Cinéma : « The Last Tree », portrait d’un jeune garçon d’origine nigériane en quête d’identité au Royaume-Uni

L’Angleterre des années 1990, quelque part dans la paisible campagne du Lincolnshire. Femi, un jeune garçon noir d’origine nigériane, mène une existence heureuse dans sa famille d’accueil et auprès de sa mère de substitution : Mary, une femme dévouée qui veille à son éducation. En compagnie de ses copains blancs, Femi joue au foot, sa grande passion, et s’épanouit au sein d’une confrérie de gosses baptisée « Le Clan des loups » où il s’adonne à d’innocentes distractions.

Parfaitement intégré dans cette communauté où le racisme n’a pas droit de cité, Femi voit ses repères s’effondrer quand sa mère biologique réapparaît dans son paysage et l’emmène à Londres. Avec cette femme mal aimante, autoritaire et attachée à des traditions nigérianes obscures à ses yeux, Femi emménage dans une cité défavorisée de la capitale anglaise. Un changement d’univers qui le bouscule en profondeur. Dans son collège comme dans les rues mal famées de son quartier, Femi découvre la violence sociale, les crispations communautaires et regrette amèrement d’avoir dû abandonner les aimables contrées du Lincolnshire.

Choc des cultures

Pour son second film après « A Moving Image », une fiction sur le quartier de Brixton, le « berceau » de la communauté jamaïcaine de Londres, le cinéaste britannique Shola Amoo flirte avec l’autobiographie dans « The Last Tree », un film qui s’inspire de sa jeunesse tumultueuse et qui fut chaleureusement applaudi en 2019 au Festival de Sundance. Bonne nouvelle : l’autobiographie, ici, ne rime jamais avec complaisance et autoapitoiement.

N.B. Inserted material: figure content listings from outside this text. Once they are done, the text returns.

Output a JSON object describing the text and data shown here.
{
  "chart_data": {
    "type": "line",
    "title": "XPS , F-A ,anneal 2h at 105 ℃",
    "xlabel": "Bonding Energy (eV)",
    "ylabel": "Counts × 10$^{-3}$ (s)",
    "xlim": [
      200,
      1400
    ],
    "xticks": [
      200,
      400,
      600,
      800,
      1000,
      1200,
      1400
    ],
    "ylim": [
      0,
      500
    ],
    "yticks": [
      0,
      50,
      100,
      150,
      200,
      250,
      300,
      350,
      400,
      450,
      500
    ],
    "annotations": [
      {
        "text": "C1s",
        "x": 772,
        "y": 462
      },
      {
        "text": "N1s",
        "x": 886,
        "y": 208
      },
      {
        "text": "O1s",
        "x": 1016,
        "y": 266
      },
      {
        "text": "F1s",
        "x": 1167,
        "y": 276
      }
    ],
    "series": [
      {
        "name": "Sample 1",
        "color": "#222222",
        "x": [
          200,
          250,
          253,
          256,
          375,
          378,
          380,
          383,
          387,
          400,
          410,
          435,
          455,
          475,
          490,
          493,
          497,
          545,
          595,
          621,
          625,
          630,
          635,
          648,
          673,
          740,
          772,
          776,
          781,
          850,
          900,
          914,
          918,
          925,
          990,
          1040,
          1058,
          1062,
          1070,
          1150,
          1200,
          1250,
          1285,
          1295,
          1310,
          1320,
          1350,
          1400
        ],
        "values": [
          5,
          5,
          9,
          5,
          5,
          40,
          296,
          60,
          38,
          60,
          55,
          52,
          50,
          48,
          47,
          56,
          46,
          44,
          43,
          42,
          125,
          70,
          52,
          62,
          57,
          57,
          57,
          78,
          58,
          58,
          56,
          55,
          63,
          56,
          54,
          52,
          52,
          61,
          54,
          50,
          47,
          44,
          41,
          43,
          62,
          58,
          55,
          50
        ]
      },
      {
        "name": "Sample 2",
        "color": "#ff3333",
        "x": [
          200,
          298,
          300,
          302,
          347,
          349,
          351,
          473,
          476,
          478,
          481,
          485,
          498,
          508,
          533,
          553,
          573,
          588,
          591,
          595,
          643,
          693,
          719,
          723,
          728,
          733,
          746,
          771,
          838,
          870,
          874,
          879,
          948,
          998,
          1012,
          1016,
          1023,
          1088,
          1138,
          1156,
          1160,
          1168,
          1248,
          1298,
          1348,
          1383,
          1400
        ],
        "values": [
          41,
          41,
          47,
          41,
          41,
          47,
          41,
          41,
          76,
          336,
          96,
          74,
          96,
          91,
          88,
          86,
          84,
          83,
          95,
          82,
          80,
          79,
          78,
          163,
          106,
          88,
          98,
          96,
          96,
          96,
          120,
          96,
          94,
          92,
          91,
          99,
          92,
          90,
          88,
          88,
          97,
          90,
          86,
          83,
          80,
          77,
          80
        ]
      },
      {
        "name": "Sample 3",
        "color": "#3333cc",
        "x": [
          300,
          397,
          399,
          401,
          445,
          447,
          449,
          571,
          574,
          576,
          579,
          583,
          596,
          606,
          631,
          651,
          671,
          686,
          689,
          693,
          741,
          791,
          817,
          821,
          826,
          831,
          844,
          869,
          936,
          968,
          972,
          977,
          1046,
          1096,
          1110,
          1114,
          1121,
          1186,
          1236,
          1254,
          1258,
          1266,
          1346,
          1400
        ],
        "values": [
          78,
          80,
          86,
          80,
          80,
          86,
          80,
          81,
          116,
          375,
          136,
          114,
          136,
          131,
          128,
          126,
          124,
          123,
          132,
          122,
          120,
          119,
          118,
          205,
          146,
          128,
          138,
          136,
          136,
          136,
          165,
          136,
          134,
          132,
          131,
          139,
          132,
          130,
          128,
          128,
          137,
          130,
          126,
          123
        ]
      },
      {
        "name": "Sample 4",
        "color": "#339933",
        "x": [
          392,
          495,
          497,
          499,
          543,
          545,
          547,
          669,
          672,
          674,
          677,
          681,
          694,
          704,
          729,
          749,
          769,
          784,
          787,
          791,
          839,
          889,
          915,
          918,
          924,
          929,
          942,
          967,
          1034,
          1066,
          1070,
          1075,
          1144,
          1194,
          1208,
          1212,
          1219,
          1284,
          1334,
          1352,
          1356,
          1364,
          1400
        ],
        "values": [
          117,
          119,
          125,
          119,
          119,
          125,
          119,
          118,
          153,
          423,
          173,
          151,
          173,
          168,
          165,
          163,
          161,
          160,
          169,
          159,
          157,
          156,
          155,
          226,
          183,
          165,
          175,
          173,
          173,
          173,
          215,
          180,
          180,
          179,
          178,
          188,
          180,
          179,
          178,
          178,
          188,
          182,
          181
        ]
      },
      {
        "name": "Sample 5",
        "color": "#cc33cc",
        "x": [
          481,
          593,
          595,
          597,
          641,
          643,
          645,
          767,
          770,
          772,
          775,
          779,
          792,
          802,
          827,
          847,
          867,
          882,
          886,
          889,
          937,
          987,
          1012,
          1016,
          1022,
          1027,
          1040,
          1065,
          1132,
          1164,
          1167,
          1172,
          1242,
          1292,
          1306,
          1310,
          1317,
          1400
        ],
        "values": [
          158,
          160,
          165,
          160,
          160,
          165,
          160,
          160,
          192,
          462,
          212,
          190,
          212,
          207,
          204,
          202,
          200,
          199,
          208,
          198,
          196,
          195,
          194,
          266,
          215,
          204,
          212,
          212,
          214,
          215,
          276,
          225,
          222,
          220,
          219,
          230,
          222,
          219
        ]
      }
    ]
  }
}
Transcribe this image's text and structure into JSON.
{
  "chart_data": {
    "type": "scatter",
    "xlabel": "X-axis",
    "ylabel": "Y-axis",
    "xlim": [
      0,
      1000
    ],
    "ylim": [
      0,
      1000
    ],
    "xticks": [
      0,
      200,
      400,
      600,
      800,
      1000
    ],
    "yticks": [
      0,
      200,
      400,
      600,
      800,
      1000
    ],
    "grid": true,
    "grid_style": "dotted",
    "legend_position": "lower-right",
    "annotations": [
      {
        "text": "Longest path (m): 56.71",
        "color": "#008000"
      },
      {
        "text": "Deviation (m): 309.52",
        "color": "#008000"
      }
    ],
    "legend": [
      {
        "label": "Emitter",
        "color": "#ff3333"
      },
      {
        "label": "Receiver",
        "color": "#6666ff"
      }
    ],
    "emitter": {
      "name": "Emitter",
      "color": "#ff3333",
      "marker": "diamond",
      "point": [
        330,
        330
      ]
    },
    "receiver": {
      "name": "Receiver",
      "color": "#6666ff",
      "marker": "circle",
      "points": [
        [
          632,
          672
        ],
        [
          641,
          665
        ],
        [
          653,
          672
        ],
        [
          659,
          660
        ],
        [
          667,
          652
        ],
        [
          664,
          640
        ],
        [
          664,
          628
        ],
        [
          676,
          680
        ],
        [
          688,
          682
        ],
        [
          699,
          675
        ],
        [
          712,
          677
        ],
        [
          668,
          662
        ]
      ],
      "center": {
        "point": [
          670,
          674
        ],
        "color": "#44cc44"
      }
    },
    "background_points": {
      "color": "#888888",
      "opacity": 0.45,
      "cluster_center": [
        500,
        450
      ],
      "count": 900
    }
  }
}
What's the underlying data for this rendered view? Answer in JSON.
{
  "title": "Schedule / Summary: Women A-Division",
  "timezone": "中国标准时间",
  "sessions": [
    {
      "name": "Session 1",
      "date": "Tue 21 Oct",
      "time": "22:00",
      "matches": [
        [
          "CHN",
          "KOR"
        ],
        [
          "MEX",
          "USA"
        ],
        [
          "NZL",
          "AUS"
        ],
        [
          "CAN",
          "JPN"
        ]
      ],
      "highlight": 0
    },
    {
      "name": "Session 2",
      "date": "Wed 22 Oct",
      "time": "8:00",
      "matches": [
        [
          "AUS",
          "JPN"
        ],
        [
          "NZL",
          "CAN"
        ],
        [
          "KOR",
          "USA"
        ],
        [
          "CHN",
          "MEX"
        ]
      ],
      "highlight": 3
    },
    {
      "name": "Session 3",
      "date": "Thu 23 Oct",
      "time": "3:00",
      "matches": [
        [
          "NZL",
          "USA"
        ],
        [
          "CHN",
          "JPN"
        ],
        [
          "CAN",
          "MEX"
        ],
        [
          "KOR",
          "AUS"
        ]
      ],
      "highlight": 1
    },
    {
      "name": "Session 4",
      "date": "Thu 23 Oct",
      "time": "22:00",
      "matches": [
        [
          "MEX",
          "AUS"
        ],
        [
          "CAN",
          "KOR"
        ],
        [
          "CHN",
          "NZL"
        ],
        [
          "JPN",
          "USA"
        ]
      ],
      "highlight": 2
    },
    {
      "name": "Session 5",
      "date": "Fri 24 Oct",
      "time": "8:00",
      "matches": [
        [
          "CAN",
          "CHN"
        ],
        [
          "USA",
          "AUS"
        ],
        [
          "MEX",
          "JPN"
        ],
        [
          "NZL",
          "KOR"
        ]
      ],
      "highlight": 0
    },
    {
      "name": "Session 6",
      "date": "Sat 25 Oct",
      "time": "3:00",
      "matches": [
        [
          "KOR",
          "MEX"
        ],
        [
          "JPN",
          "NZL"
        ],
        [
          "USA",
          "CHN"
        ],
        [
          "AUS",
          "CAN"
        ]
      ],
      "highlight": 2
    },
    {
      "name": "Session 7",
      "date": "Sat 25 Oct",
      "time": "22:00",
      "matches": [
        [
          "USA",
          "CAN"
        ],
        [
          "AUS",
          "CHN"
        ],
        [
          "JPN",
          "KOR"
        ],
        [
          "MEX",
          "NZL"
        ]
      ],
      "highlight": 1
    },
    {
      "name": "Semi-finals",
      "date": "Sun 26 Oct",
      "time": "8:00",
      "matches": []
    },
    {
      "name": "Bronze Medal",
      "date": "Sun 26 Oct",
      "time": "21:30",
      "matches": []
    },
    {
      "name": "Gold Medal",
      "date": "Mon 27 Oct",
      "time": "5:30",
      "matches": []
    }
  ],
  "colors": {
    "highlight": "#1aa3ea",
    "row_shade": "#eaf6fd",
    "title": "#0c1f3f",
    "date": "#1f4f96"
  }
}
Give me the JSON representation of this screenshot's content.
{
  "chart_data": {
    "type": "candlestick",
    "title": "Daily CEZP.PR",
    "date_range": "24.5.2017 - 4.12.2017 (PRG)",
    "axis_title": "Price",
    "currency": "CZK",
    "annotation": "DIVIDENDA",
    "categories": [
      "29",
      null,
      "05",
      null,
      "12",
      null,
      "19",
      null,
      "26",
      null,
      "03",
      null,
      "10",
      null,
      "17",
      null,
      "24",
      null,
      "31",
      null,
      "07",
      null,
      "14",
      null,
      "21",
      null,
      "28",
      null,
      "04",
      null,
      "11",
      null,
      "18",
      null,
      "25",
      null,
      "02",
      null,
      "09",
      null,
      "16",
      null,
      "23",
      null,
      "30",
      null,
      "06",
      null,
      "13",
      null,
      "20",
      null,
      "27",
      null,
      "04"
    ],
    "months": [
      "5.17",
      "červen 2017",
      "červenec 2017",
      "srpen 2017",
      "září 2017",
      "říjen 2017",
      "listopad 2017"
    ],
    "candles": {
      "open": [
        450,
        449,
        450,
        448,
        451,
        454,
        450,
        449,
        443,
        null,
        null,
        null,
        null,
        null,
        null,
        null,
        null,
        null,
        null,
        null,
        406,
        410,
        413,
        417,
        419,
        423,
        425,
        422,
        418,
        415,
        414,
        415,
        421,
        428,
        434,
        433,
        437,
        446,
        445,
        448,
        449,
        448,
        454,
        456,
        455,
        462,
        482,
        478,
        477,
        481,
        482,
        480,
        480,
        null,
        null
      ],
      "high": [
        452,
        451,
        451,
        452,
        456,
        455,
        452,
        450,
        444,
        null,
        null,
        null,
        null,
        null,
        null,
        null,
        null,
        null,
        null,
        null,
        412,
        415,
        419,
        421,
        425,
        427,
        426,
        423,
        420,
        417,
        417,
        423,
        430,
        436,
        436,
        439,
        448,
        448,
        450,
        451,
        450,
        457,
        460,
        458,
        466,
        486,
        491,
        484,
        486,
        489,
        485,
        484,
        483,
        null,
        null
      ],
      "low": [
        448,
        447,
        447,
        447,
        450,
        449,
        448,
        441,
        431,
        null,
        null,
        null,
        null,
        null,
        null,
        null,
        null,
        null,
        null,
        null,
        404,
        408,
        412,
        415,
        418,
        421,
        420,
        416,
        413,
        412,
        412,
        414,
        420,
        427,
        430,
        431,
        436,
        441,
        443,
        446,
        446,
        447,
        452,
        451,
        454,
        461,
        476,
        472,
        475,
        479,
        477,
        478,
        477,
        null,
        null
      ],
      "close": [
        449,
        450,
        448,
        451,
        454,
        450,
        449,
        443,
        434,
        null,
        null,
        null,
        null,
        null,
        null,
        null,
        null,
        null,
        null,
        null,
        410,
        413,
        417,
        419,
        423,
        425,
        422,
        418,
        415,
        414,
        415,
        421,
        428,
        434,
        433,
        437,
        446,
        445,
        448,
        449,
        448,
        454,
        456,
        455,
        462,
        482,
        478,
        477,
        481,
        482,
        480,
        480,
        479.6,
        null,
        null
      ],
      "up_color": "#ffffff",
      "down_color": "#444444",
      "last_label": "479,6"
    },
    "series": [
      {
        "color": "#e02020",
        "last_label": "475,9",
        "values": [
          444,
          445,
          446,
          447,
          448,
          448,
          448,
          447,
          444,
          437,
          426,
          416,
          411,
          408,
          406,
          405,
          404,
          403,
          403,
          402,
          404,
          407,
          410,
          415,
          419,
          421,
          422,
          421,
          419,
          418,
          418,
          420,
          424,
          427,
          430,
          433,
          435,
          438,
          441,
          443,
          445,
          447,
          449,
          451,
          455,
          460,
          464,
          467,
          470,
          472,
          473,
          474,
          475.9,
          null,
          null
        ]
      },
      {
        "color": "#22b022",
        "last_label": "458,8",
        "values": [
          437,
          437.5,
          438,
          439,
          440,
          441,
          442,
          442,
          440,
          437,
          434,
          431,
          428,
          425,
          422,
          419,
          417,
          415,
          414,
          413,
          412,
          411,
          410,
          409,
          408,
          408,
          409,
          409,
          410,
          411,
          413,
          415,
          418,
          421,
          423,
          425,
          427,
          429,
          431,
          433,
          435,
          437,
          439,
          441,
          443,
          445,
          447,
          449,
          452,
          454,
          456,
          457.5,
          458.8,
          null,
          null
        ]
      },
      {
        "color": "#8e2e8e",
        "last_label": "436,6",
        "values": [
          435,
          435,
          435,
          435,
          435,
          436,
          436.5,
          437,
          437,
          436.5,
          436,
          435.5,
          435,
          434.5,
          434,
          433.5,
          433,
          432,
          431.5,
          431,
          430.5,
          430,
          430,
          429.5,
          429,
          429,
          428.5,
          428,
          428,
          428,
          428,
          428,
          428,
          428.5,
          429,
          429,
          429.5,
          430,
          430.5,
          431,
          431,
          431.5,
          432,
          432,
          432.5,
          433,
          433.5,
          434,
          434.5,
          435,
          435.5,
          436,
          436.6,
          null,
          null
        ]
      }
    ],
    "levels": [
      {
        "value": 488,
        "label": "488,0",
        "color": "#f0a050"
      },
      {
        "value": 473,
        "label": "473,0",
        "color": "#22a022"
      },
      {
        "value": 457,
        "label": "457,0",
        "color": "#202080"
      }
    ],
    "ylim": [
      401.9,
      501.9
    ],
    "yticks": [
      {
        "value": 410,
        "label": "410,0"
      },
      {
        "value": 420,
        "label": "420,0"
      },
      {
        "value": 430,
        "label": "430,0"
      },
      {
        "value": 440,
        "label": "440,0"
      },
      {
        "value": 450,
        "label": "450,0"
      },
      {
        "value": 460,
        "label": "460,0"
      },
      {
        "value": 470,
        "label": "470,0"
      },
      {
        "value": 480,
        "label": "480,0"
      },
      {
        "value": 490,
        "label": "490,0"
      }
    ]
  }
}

Divisé en trois parties et balisé par des ellipses audacieuses, « The Last Tree » décrit sur plusieurs années le parcours initiatique accidenté de Femi, un enfant, puis un adolescent en quête d’identité qui, une fois exilé à Londres, malgré la bonne volonté d’un professeur qui se prend d’amitié pour lui, ne se reconnaît dans aucun des modèles qui lui sont proposés. Ni dans les injonctions des caïds de son quartier qui cherchent à l’entraîner dans des mauvais coups et à le convaincre de ne communiquer que par la violence avec les « oppresseurs » blancs. Ni dans les référents culturels que cherche à lui imposer sa mère, lui qui, jusqu’à la dernière partie du film, ignore tout de ses origines nigérianes et de la personnalité de son père resté au pays.

Boys Don’t Cry

Malgré quelques afféteries esthétisantes qui nuisent parfois à l’efficacité du film, Shola Amoo entraîne le spectateur dans une histoire émouvante qui évite à chaque instant les clichés et les grands discours si souvent de mise dans ce genre de récit sur l’intégration. En dressant le portrait ambigu de Femi, ce garçon sensible qui, un temps, croit trouver une âme sœur en la personne de Tope, une fille de son âge qui, comme lui, préfère écouter les mélodies mélancoliques de The Cure plutôt que les couplets belliqueux des groupes de rap encensés par leurs contemporains, le cinéaste met en scène avec une belle inspiration les contradictions de son héros indécis et celles de l’Angleterre du début de siècle.

Remarquablement interprété par ses acteurs, en premier lieu par Sam Adewunmi, une révélation dans le rôle de Femi, « The Last Tree », par instants, rappelle certains épisodes de la saga « Small Axe » : la magistrale série de cinq longs-métrages redevable à Steve McQueen qui évoque la communauté noire anglaise entre les années 1960 et 1980 (disponible sur la plateforme Salto). Avec son inspiration scénaristique et son refus de se conformer aux schémas de la fiction communautaire, Shola Amoo révèle un authentique talent de cinéaste qui rend inévitablement curieux de ses fictions à venir.